OpenAI’s GPT-3, their third-generation language prediction model, was trained on datasets like all of Wikipedia. Through prompt design, GPT-3 can generate text that of such high quality that it can be difficult to determine whether or not it was written by a human. Interestingly, both of these research organizations have focused in on software development next.

CoPilot AI writing code given the context of a comment written by a developer

DeepMind has a developed AlphaCode, designed to compete in competitive programming competitions. Furthermore, a descendant of OpenAI’s GPT-3 that’s been additionally trained on code from 54 million GitHub repositories is the AI powering the code auto-completion tool GitHub Copilot, your "AI pair programmer”.

If neither of these are open enough for your liking, well then give the just-released, free and open sourced BLOOM a test drive on your tensorbook.

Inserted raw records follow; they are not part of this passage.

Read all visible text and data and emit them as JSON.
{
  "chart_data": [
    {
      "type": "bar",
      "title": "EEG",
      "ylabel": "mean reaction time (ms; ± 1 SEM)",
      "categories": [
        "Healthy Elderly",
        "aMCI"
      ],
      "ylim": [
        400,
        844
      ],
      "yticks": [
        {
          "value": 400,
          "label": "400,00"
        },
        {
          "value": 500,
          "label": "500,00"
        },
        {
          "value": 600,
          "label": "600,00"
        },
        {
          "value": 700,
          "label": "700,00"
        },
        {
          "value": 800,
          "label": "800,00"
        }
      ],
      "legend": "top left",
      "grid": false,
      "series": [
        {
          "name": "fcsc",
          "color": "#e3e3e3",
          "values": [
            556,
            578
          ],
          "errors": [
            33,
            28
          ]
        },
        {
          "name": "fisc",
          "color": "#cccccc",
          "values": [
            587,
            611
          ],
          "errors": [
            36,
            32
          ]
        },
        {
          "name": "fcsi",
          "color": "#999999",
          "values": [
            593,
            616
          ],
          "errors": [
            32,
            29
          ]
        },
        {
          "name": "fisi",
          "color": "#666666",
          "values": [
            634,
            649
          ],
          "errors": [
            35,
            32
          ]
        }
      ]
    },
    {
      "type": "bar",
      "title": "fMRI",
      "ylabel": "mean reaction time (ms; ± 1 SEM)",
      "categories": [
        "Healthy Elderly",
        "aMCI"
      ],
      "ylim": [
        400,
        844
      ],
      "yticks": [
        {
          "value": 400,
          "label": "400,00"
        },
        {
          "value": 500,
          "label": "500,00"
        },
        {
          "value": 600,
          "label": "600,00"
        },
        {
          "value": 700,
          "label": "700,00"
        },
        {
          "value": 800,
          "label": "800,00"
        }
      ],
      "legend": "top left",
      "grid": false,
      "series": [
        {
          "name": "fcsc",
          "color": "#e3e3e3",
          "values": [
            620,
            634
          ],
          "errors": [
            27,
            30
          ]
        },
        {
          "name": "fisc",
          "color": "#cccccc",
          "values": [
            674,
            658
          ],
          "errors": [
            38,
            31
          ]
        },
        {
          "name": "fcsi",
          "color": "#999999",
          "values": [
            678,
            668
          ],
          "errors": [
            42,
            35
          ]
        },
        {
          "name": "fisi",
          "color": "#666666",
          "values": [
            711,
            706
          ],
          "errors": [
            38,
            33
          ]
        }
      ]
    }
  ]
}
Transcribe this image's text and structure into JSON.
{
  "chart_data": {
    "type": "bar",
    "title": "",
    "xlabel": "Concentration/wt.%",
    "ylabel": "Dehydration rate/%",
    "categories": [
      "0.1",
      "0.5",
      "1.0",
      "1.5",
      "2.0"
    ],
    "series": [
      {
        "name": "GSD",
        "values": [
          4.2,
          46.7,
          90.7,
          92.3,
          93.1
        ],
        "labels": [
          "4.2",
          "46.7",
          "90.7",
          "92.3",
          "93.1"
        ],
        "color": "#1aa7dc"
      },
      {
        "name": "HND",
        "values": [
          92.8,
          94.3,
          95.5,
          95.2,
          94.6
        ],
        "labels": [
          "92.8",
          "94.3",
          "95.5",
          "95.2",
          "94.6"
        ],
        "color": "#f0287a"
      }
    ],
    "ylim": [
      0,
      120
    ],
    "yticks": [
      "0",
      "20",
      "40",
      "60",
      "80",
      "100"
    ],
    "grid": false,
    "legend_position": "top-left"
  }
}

For now our jobs may get easier, thanks to AI assistance, but according to research done into the code and the security vulnerabilities found in it, our responsibilities will also expand to include keeping an eye on the AI. It's a fascinating time we're living in.

Flywheel of Future Innovation

As the sizes of AI models get larger and larger, there are two positive trends emerging that make them more approachable. The first trend is that training costs appear to be declining at twice the rate of Moore’s Law according to ARK Investments. This plays into the democratization trend of AI where the best AI could be affordable by more than just the very largest companies. ARK Investments predicts that "the cost to train a neural network equivalent in size to the human brain ($2.5B) is likely to drop to $600k by 2030."

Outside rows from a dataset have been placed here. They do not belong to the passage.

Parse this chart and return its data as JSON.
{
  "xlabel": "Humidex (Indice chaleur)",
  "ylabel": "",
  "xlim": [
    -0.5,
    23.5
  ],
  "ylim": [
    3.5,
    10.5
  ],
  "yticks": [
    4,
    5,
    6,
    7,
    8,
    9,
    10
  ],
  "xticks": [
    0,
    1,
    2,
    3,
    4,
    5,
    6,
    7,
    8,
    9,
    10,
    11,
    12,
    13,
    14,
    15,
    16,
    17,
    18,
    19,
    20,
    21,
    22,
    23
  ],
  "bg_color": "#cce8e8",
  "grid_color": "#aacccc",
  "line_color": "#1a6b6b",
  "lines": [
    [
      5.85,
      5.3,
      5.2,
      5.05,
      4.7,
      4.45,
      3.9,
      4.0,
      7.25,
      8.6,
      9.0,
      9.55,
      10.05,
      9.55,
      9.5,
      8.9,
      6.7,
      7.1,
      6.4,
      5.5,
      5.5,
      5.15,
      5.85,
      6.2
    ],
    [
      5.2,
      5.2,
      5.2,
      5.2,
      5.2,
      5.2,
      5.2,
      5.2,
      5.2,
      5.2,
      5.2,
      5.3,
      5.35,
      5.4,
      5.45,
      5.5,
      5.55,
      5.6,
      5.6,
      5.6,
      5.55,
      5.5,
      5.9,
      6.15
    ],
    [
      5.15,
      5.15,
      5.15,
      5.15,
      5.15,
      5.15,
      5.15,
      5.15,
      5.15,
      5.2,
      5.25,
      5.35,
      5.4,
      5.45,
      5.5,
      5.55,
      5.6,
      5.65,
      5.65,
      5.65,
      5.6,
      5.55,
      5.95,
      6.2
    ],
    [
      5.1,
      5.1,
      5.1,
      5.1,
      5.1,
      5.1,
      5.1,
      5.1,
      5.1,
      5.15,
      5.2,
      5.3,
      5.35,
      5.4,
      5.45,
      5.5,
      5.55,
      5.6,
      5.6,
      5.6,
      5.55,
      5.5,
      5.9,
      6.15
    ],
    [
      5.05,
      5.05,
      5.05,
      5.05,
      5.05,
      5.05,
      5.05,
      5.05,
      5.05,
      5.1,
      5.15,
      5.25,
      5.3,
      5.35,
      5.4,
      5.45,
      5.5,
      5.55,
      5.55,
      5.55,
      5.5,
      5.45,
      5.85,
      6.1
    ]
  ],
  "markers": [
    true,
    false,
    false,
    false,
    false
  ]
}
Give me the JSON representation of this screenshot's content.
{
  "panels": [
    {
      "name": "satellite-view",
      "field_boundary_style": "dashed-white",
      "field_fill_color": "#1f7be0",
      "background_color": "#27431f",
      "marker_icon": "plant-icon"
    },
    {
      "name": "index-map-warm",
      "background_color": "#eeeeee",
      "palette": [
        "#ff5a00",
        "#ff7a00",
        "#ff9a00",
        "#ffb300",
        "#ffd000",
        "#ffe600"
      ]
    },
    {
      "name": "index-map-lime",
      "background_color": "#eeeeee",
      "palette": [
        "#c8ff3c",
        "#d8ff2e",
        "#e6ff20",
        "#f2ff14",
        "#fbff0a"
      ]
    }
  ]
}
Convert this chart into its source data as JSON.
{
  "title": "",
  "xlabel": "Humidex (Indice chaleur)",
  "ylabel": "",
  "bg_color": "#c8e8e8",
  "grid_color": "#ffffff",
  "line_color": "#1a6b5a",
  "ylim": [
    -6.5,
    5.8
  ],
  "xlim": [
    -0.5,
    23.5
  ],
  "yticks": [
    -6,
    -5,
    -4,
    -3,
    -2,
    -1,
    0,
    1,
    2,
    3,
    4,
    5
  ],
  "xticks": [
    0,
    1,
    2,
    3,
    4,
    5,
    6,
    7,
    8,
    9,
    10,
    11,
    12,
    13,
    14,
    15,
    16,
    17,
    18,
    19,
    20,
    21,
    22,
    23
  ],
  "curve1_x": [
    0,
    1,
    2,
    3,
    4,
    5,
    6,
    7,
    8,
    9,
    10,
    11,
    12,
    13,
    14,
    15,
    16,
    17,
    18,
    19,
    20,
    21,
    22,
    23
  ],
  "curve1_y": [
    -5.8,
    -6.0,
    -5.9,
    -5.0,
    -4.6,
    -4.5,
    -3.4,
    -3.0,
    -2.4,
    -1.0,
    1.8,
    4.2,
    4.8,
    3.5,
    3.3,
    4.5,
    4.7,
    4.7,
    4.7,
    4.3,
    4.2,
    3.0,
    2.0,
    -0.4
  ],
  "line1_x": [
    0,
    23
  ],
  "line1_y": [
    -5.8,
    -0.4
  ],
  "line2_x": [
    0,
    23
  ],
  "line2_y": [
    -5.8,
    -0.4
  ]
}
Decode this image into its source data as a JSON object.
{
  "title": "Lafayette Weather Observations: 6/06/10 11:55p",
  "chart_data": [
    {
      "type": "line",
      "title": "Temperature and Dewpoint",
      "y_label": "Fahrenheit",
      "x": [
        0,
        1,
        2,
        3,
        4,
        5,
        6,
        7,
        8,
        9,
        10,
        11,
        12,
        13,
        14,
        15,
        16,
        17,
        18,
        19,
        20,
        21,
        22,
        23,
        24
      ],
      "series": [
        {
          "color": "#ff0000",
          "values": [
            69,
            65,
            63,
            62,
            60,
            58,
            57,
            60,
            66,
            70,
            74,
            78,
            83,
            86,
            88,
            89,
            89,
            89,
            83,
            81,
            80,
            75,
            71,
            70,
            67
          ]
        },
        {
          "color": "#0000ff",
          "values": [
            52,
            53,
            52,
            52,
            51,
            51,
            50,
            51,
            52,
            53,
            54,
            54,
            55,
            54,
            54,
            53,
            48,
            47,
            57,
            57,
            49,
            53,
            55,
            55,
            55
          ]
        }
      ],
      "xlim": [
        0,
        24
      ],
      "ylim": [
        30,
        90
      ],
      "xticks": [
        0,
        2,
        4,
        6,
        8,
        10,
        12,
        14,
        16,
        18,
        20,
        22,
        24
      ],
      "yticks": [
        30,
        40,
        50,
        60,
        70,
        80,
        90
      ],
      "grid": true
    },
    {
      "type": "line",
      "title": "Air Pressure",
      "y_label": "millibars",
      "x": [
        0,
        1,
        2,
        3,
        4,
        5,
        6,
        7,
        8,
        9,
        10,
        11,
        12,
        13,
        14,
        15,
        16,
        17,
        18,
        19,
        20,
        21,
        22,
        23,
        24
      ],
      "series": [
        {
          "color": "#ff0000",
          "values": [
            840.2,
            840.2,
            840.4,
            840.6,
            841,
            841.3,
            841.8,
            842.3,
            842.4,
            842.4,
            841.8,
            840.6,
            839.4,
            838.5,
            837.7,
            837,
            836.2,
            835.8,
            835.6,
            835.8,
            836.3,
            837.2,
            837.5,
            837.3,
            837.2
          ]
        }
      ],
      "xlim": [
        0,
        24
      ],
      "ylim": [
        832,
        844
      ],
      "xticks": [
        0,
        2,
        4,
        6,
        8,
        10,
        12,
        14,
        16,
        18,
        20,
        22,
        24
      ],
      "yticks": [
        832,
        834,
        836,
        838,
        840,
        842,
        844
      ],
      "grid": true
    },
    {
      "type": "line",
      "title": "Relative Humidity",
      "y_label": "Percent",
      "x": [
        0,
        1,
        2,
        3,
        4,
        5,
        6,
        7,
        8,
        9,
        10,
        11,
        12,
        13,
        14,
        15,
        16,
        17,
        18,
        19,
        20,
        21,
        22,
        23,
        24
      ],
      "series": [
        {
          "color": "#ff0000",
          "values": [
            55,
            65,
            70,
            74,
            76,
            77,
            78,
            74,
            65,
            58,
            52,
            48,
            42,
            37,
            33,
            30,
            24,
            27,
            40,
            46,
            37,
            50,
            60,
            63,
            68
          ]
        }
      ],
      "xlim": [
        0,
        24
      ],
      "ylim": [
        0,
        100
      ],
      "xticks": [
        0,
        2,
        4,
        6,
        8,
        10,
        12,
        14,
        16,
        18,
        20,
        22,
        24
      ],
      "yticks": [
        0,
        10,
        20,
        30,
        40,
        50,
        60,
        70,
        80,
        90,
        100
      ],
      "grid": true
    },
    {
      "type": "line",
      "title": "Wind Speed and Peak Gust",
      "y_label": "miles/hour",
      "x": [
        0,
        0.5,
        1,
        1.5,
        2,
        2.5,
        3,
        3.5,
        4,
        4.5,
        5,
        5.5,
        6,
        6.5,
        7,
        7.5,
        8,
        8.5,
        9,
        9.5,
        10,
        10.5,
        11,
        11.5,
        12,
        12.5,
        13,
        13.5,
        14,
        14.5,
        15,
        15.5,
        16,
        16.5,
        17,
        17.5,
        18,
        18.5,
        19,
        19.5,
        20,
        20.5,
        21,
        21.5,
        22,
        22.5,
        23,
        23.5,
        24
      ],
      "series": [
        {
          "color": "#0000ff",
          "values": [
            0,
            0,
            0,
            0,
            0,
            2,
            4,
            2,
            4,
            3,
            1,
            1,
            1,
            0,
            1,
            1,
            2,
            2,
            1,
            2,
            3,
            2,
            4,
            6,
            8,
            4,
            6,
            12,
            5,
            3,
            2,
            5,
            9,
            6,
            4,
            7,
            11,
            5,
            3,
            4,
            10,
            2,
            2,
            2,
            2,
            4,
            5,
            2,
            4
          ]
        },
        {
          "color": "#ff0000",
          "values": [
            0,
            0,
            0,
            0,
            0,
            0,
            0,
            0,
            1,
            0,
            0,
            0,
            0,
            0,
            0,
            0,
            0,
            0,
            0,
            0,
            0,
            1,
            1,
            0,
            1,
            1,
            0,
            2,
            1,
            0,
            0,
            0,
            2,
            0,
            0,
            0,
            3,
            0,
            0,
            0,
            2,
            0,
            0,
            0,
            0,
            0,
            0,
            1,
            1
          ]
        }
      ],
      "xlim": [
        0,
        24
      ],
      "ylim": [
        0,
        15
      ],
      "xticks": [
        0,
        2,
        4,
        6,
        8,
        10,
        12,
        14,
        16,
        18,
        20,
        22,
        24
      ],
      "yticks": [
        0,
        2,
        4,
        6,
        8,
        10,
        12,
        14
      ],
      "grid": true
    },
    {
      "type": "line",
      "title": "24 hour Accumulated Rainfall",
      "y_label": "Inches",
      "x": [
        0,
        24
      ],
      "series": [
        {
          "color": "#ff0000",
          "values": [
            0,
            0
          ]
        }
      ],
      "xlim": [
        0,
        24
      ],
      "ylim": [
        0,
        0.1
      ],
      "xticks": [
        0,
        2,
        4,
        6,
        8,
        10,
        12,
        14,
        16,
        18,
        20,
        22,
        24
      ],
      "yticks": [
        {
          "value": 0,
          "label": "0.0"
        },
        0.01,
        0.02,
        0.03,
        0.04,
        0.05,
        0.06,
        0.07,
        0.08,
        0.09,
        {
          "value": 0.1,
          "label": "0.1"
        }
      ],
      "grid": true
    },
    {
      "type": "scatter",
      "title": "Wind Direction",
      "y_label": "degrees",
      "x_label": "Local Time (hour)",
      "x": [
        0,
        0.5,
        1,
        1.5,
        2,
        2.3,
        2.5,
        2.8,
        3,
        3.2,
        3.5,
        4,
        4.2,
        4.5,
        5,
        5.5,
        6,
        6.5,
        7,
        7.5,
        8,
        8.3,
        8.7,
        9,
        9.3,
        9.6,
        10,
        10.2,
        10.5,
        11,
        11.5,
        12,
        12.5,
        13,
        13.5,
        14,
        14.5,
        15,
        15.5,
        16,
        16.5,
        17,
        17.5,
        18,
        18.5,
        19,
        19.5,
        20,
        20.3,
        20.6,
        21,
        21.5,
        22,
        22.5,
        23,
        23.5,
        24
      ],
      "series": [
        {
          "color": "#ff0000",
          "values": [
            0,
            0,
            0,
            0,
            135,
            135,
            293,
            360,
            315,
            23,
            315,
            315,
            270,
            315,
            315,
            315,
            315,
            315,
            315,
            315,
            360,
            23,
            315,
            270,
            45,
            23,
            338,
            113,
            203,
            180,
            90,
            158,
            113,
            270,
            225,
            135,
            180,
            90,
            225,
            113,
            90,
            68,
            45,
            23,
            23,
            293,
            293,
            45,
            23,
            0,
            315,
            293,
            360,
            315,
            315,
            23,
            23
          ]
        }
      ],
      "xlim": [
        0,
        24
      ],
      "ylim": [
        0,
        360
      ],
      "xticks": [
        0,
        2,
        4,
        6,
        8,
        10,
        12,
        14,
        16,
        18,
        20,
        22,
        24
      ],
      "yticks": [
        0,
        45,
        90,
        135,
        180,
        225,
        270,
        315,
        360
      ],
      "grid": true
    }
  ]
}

The second is that there appears to be tremendous opportunity for innovation to emerge by building on top of very large language models (such as BLOOM) or in the words of Sam Altman, CEO OpenAI :

"I think there will be a small handful of fundamental large models out there that other people build on...what I think will happen is there’ll be a whole new set of startups that take an existing very large model of the future and tune it.

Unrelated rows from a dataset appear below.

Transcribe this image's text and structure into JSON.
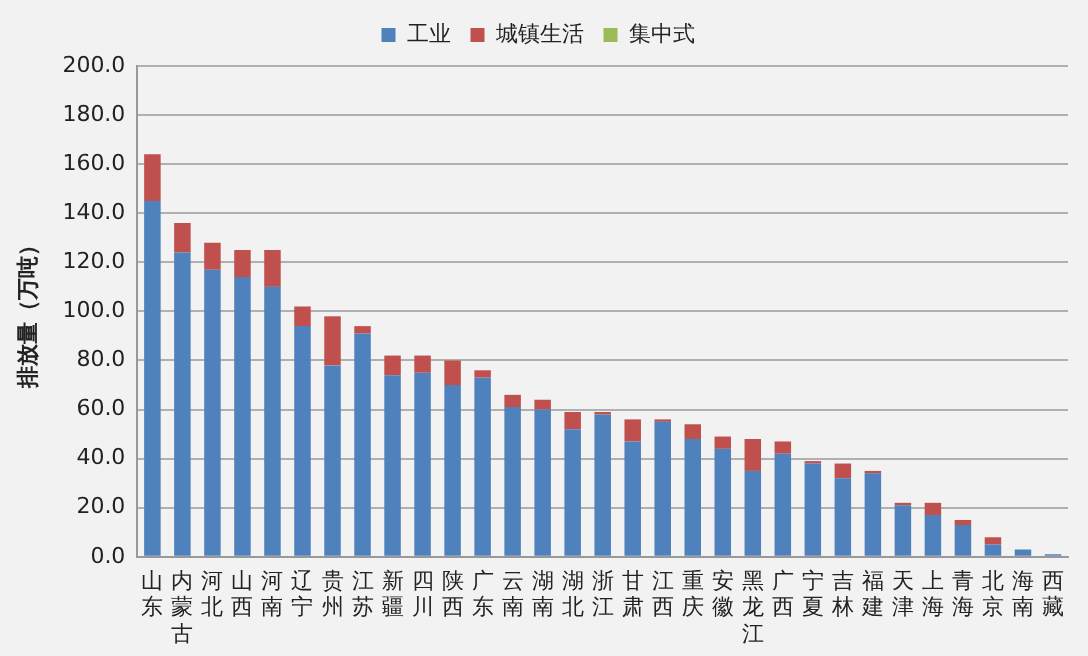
{
  "chart_data": {
    "type": "bar",
    "stacked": true,
    "ylabel": "排放量（万吨）",
    "categories": [
      "山东",
      "内蒙古",
      "河北",
      "山西",
      "河南",
      "辽宁",
      "贵州",
      "江苏",
      "新疆",
      "四川",
      "陕西",
      "广东",
      "云南",
      "湖南",
      "湖北",
      "浙江",
      "甘肃",
      "江西",
      "重庆",
      "安徽",
      "黑龙江",
      "广西",
      "宁夏",
      "吉林",
      "福建",
      "天津",
      "上海",
      "青海",
      "北京",
      "海南",
      "西藏"
    ],
    "series": [
      {
        "name": "工业",
        "color": "#4f81bd",
        "values": [
          145,
          124,
          117,
          114,
          110,
          94,
          78,
          91,
          74,
          75,
          70,
          73,
          61,
          60,
          52,
          58,
          47,
          55,
          48,
          44,
          35,
          42,
          38,
          32,
          34,
          21,
          17,
          13,
          5,
          3,
          1
        ]
      },
      {
        "name": "城镇生活",
        "color": "#c0504d",
        "values": [
          19,
          12,
          11,
          11,
          15,
          8,
          20,
          3,
          8,
          7,
          10,
          3,
          5,
          4,
          7,
          1,
          9,
          1,
          6,
          5,
          13,
          5,
          1,
          6,
          1,
          1,
          5,
          2,
          3,
          0,
          0
        ]
      },
      {
        "name": "集中式",
        "color": "#9bbb59",
        "values": [
          0,
          0,
          0,
          0,
          0,
          0,
          0,
          0,
          0,
          0,
          0,
          0,
          0,
          0,
          0,
          0,
          0,
          0,
          0,
          0,
          0,
          0,
          0,
          0,
          0,
          0,
          0,
          0,
          0,
          0,
          0
        ]
      }
    ],
    "ylim": [
      0,
      200
    ],
    "yticks": [
      {
        "value": 0,
        "label": "0.0"
      },
      {
        "value": 20,
        "label": "20.0"
      },
      {
        "value": 40,
        "label": "40.0"
      },
      {
        "value": 60,
        "label": "60.0"
      },
      {
        "value": 80,
        "label": "80.0"
      },
      {
        "value": 100,
        "label": "100.0"
      },
      {
        "value": 120,
        "label": "120.0"
      },
      {
        "value": 140,
        "label": "140.0"
      },
      {
        "value": 160,
        "label": "160.0"
      },
      {
        "value": 180,
        "label": "180.0"
      },
      {
        "value": 200,
        "label": "200.0"
      }
    ],
    "grid": "y",
    "legend": "top"
  }
}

I think there’ll be a lot of access provided to create the model for medicine or ... whatever. And then those companies will create a lot of enduring value because they will have a special version of it. They won’t have to have created the base model, but they will have created something they can use just for themselves or share with others that has this unique data flywheel going that improves over time and all of that."

Summary

These examples highlight the rapid rate of advancement of AI, how it’s fueled by cloud and hardware acceleration, and how this amazing progress can be built upon to create future innovation. It sets the stage for how a new generation of tooling and entrypoints to AI/ML, such as AutoML, builds upon the advancements of this 60 year old field.